La Politique d’aménagement linguistique de l’Ontario pour l’éducation en langue française (PAL) (MÉO, 2004), la première en son genre au Canada, paraît à la fin des années 1990[1]. Cette politique a pour objectif de mettre en place les « conditions d’enseignement et d’apprentissage optimales pour favoriser la transmission de la langue française et de la culture francophone tout en appuyant la réussite scolaire de tous les élèves des écoles de langue française » (MÉO, 2011, p. 9) en misant, entre autres, sur la construction identitaire des élèves. Si pour l’Association canadienne d’éducation de langue française (ACELF) cela passe en partie par un « processus hautement dynamique », (2006, p. 12), dans les faits, force est de constater qu’il est souvent interprété de manière restreinte, en misant sur une définition étroite de qui est francophone (Bélanger et Turner, 2014 ; Heller, 1994), ou trop large, suggérant l’idée d’un projet de société se portant à la défense et à la promotion de la langue française et de la culture francophone, s’éloignant ainsi des réalités vécues par les élèves et le personnel dans les écoles. Tel que le rappelle Labrie (2007), la PAL « commence par poser que les jeunes francophones de l’Ontario sont de plus en plus victimes de l’assimilation, et que par conséquent, une politique d’aménagement linguistique s’impose dans laquelle les jeunes devront faire l’acquisition à l’école de la culture franco-ontarienne » (p. 8). Le fait de « transmettre, et non pas de co-construire, une langue et une culture, nommés au singulier » marque d’ailleurs le discours des documents ministériels (Bélanger et Farmer, 2012, p. 306). On constate l’étendue du mandat qui est confié aux écoles, ainsi que le travail encore largement méconnu qu’y réalisent le personnel scolaire, les élèves et les étudiantes et étudiants. Un travail non dépourvu de rapports de pouvoir, notamment entre ceux considérés détenteurs de la langue et de la culture de l’école et tenus de les reproduire auprès des « non-détenteurs » (Bélanger et Turner, 2014). Si ce mandat tend à assurer la pérennité linguistique et à situer le rôle des acteurs de l’école en tant qu’agents de reproduction sociale, qu’en est-il du rôle de l’école en termes d’inclusion de populations d’élèves diversifiées à l’ère de transformations sociales importantes?
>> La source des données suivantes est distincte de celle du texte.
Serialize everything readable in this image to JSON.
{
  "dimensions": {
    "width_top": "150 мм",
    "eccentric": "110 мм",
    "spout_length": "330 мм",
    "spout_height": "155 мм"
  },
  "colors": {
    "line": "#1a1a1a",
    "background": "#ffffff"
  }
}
Le deuxième axe renvoie, plus spécifiquement, au travail enseignant et à celui de direction d’école, ainsi qu’au métier d’élève, plus précisément au sens que donnent les élèves à leurs activités d’apprentissage.
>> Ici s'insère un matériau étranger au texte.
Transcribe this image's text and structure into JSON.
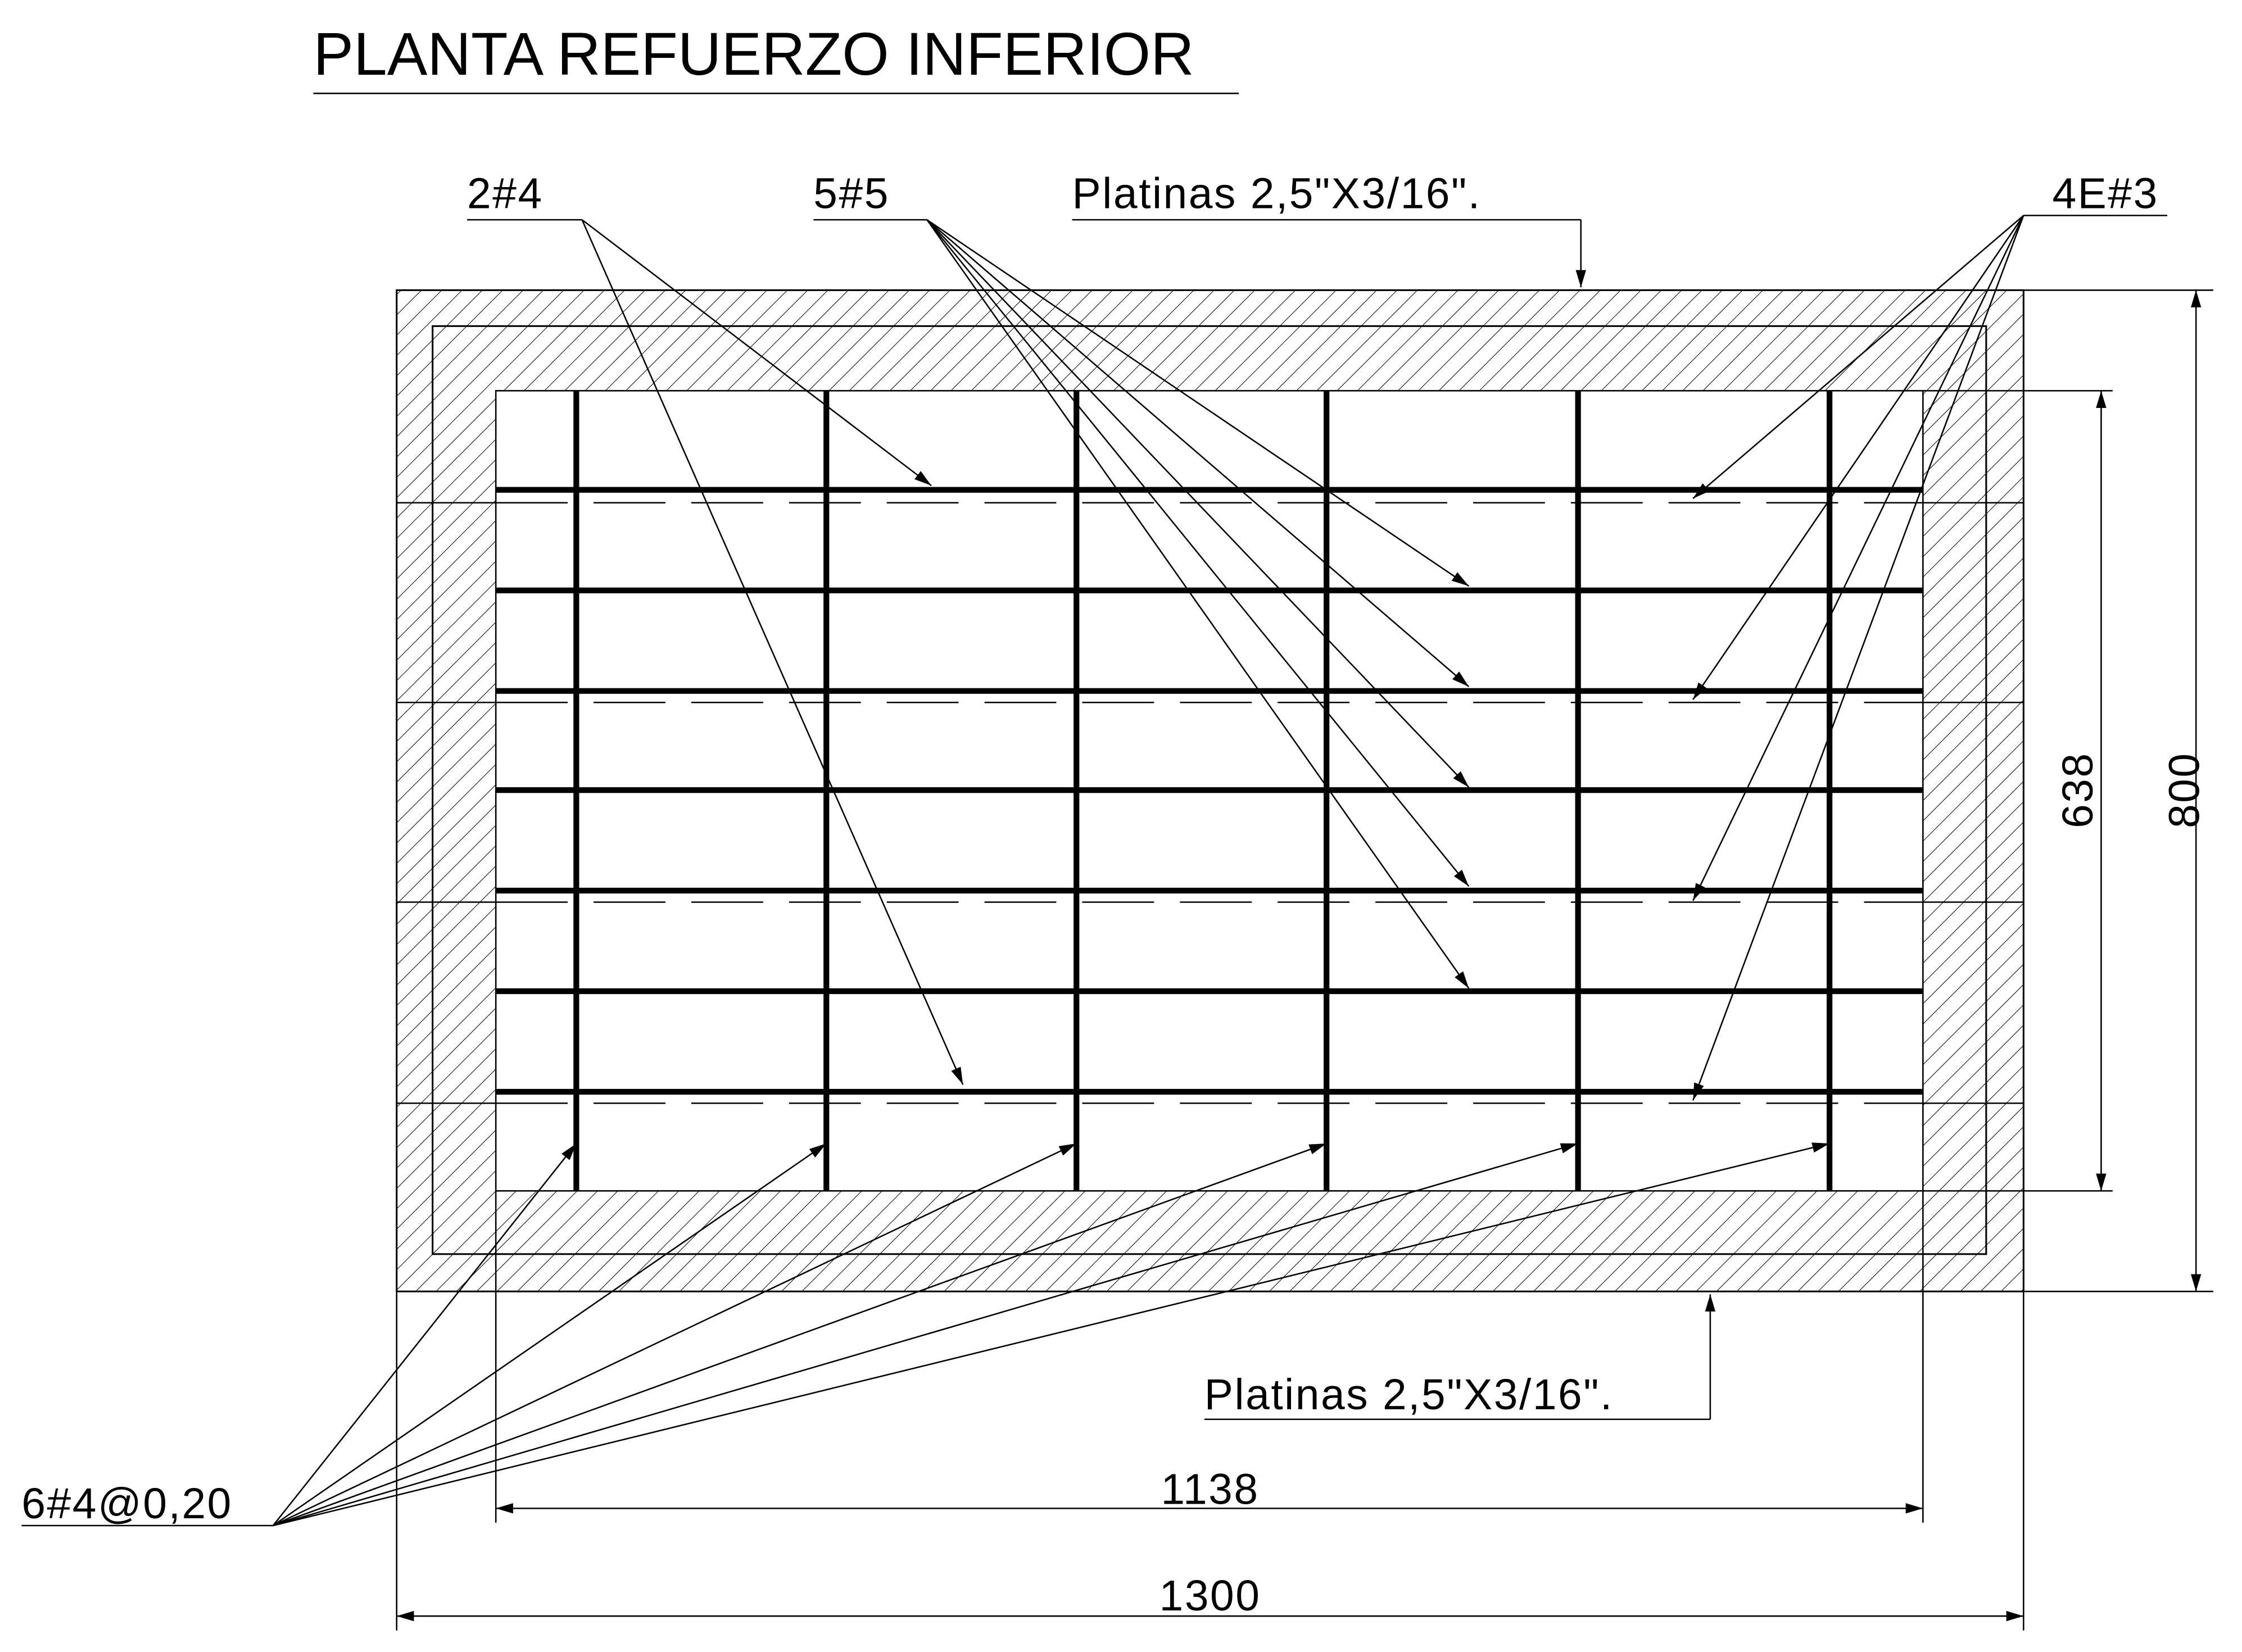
{
  "title": "PLANTA REFUERZO INFERIOR",
  "labels": {
    "top_bars": "2#4",
    "main_bars": "5#5",
    "plates_top": "Platinas  2,5\"X3/16\".",
    "stirrups": "4E#3",
    "bottom_bars": "6#4@0,20",
    "plates_bottom": "Platinas  2,5\"X3/16\"."
  },
  "dimensions": {
    "inner_width": "1138",
    "outer_width": "1300",
    "inner_height": "638",
    "outer_height": "800"
  }
}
Celui d’enseignant, déjà complexe en soi, est doublé, dans le contexte linguistique minoritaire décrit ci-dessus, de responsabilités liées à la langue et à la culture (Jones et Martine Jones, 2004). Gérin-Lajoie (2002, 2006, 2008) et Turner (2012) montrent toutefois la difficulté à y parvenir et les positionnements différenciés des enseignantes et des enseignants, eu égard à leur double mission dans ce contexte. Des études menées dans d’autres milieux, ailleurs dans le monde, témoignent des attitudes contrastées du personnel enseignant en classe face à la langue minorisée et la façon dont y réagissent les élèves (Paciatto, 2008 ; Harris, 2013 ; Jeannot-Fourcaud, 2013 ; Colombel et Fillol, 2012). D’autres recherches documentent le rôle enseignant dans la mise en oeuvre de politiques linguistiques dans l’école, allant du militantisme tourné vers la re/valorisation de la langue minoritaire aux postures plus conservatrices (Brown, 2010; Varghese, 2006; Valdiviezo, 2009). D’autres encore renseignent au sujet des défis qui se posent au personnel enseignant dans de tels contextes (Cavanagh, Cammarata et Blain, 2016) ou interrogent les problèmes de recrutement et de rétention de nouveaux enseignants dans de tels contextes, telles que les Fédérations nationale des conseils scolaires francophones (FNCSF) et canadienne de l’éducation (FCE) le soulignent.

Le rôle de la direction dans l’école en situation linguistique minoritaire mérite qu’on s’y attarde tout autant puisque les logiques de compétition y ayant dorénavant cours transforment résolument ce métier. Les stratégies de marketing scolaire mises de l’avant dans le cadre de partenariats école-communauté, et visant à faire la promotion des écoles, en sont des exemples (Bélanger, Dalley, Dionne et Beaulieu, 2011). Leur rôle sur le plan de l’école communautaire demande aussi à être mieux compris (FNCSF, 2011). Des articles traitant des pratiques des directions d’établissement en milieu linguistique minoritaire sont donc les bienvenus, notamment ceux qui explicitent les relations de ces dernières avec les parents et la communauté plus large.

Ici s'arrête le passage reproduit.